Books

Africatown

When word of emancipation reached them, the last men and women kidnapped in West Africa and sold to American enslavers just wanted to go home. They’d only been in the Mobile, Alabama, area about five years; they belonged in Yorubaland. So they saved their tiny wages and offered $1,000 to the captain of the Clotilda, the ship that had illegally brought them to the U.S. in 1860, to take them back. He refused.

Stuck in Alabama, they made the best of it. They paired off, bought land, built a church and founded the communities on Mobile’s north side known as “Africatown.” It’s still there, and its residents are still fighting for justice.

Nick Tabor’s absorbing Africatown: America’s Last Slave Ship and the Community It Created tells the story of these “shipmates” and their neighborhood up to the present day. The timing of its publication is auspicious, just a few years after the wreckage of the Clotilda was identified off the coast of Alabama in 2018. Zora Neale Hurston’s book Barracoon, based on interviews in the 1920s with shipmate Cudjo Lewis, was finally published that same year.

Africatown was added to the National Register of Historic Places in 2012, an action that was long overdue. If you are looking for a single community that epitomizes the Black experience in the American South, Africatown is a contender. It thrived as industry brought decent jobs, locally owned businesses prospered, and churches and an excellent school provided centers for civic life. But the factories polluted the air and water, then shut down. The residents were targets of white supremacist violence and voter suppression. Highway projects destroyed homes and commerce.
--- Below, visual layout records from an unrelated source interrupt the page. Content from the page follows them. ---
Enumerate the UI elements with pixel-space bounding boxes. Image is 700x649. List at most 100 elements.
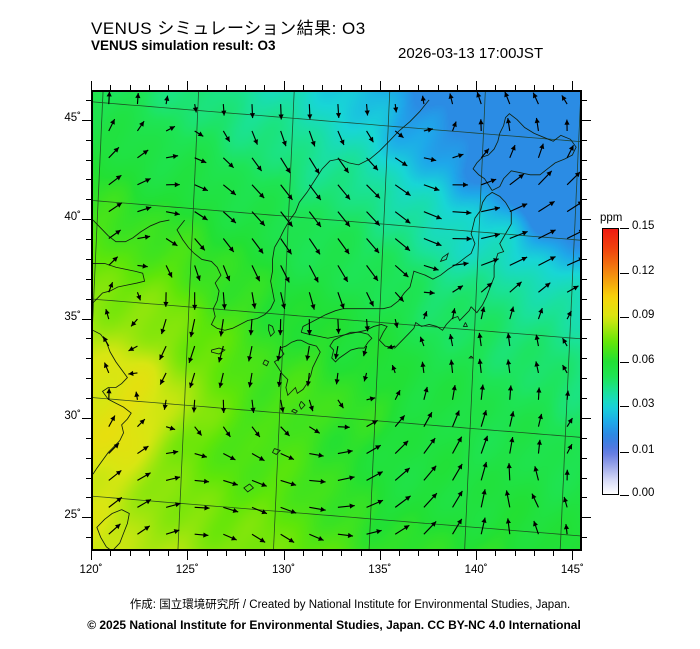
axis-tick xyxy=(206,551,208,556)
map-overlays xyxy=(93,92,580,549)
footer-license: © 2025 National Institute for Environmen… xyxy=(87,618,581,632)
axis-tick xyxy=(86,338,91,340)
axis-tick xyxy=(264,85,266,90)
axis-tick xyxy=(129,551,131,556)
axis-tick xyxy=(86,378,91,380)
axis-tick xyxy=(582,517,591,519)
axis-tick xyxy=(360,551,362,556)
longitude-label: 130˚ xyxy=(272,564,296,576)
axis-tick xyxy=(245,551,246,556)
axis-tick xyxy=(582,119,591,121)
footer: 作成: 国立環境研究所 / Created by National Instit… xyxy=(0,596,700,646)
axis-tick xyxy=(206,85,208,90)
colorbar-tick-label: 0.15 xyxy=(632,220,655,232)
axis-tick xyxy=(553,85,555,90)
axis-tick xyxy=(582,258,587,260)
longitude-label: 120˚ xyxy=(79,564,103,576)
page-title-japanese: VENUS シミュレーション結果: O3 xyxy=(91,19,366,38)
axis-tick xyxy=(476,81,478,90)
axis-tick xyxy=(82,119,91,121)
axis-tick xyxy=(168,551,169,556)
axis-tick xyxy=(476,551,478,560)
colorbar-tick xyxy=(620,272,629,274)
axis-tick xyxy=(86,477,91,479)
axis-tick xyxy=(86,139,91,141)
colorbar-tick xyxy=(620,316,629,318)
axis-tick xyxy=(582,457,587,459)
axis-tick xyxy=(225,85,227,90)
axis-tick xyxy=(129,85,131,90)
colorbar-tick-label: 0.00 xyxy=(632,487,655,499)
axis-tick xyxy=(456,85,458,90)
axis-tick xyxy=(514,85,516,90)
axis-tick xyxy=(86,179,91,181)
ozone-concentration-field xyxy=(93,92,580,549)
axis-tick xyxy=(86,258,91,260)
latitude-label: 30˚ xyxy=(64,409,81,422)
axis-tick xyxy=(322,551,324,556)
map-plot-area xyxy=(91,90,582,551)
axis-tick xyxy=(110,85,112,90)
axis-tick xyxy=(582,239,587,240)
axis-tick xyxy=(341,85,343,90)
axis-tick xyxy=(582,417,591,419)
axis-tick xyxy=(148,551,150,556)
axis-tick xyxy=(533,85,535,90)
axis-tick xyxy=(82,517,91,519)
colorbar-tick-label: 0.12 xyxy=(632,264,655,277)
axis-tick xyxy=(82,417,91,419)
colorbar-tick xyxy=(620,495,629,496)
axis-tick xyxy=(379,551,381,560)
axis-tick xyxy=(86,398,91,399)
axis-tick xyxy=(322,85,324,90)
axis-tick xyxy=(225,551,227,556)
colorbar-gradient xyxy=(602,228,619,495)
axis-tick xyxy=(572,81,574,90)
axis-tick xyxy=(245,85,246,90)
axis-tick xyxy=(582,318,591,320)
axis-tick xyxy=(514,551,516,556)
axis-tick xyxy=(86,537,91,539)
axis-tick xyxy=(437,85,439,90)
axis-tick xyxy=(91,551,92,560)
axis-tick xyxy=(264,551,266,556)
colorbar-tick-label: 0.03 xyxy=(632,398,655,411)
axis-tick xyxy=(553,551,555,556)
axis-tick xyxy=(582,159,587,161)
axis-tick xyxy=(283,551,285,560)
axis-tick xyxy=(582,477,587,479)
coastline-layer xyxy=(93,99,577,549)
colorbar-tick-label: 0.09 xyxy=(632,308,655,321)
axis-tick xyxy=(86,437,91,439)
axis-tick xyxy=(82,219,91,221)
axis-tick xyxy=(86,239,91,240)
axis-tick xyxy=(86,278,91,280)
axis-tick xyxy=(495,551,497,556)
axis-tick xyxy=(582,437,587,439)
colorbar-tick xyxy=(620,406,629,408)
colorbar-tick xyxy=(620,228,629,229)
axis-tick xyxy=(302,551,304,556)
timestamp-label: 2026-03-13 17:00JST xyxy=(398,45,544,62)
axis-tick xyxy=(86,497,91,499)
colorbar-tick-label: 0.06 xyxy=(632,353,655,366)
axis-tick xyxy=(86,99,91,101)
axis-tick xyxy=(533,551,535,556)
axis-tick xyxy=(168,85,169,90)
colorbar-unit-label: ppm xyxy=(600,212,623,224)
axis-tick xyxy=(86,159,91,161)
wind-vector-layer xyxy=(102,92,580,543)
axis-tick xyxy=(187,81,189,90)
axis-tick xyxy=(399,85,401,90)
axis-tick xyxy=(418,551,420,556)
page-title-english: VENUS simulation result: O3 xyxy=(91,38,276,53)
axis-tick xyxy=(582,398,587,399)
axis-tick xyxy=(456,551,458,556)
latitude-label: 45˚ xyxy=(64,111,81,124)
axis-tick xyxy=(418,85,420,90)
axis-tick xyxy=(437,551,439,556)
footer-credit: 作成: 国立環境研究所 / Created by National Instit… xyxy=(129,599,571,611)
axis-tick xyxy=(582,278,587,280)
axis-tick xyxy=(341,551,343,556)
Tabor tells this history seamlessly through key individuals such as Lewis; Henry Williams, a welder who became an early activist; and Joe Womack and Anderson Flen, contemporary native sons who work to protect Africatown from continued environmental racism and to redevelop it as a heritage tourism center. Progress has been halting. The Mobile city government is happy to install laudatory plaques but reluctant to spend the money for real preservation. But the spiritual and biological descendants of that first Africatown generation, dragged from their homes and enslaved by racist white criminals, push on.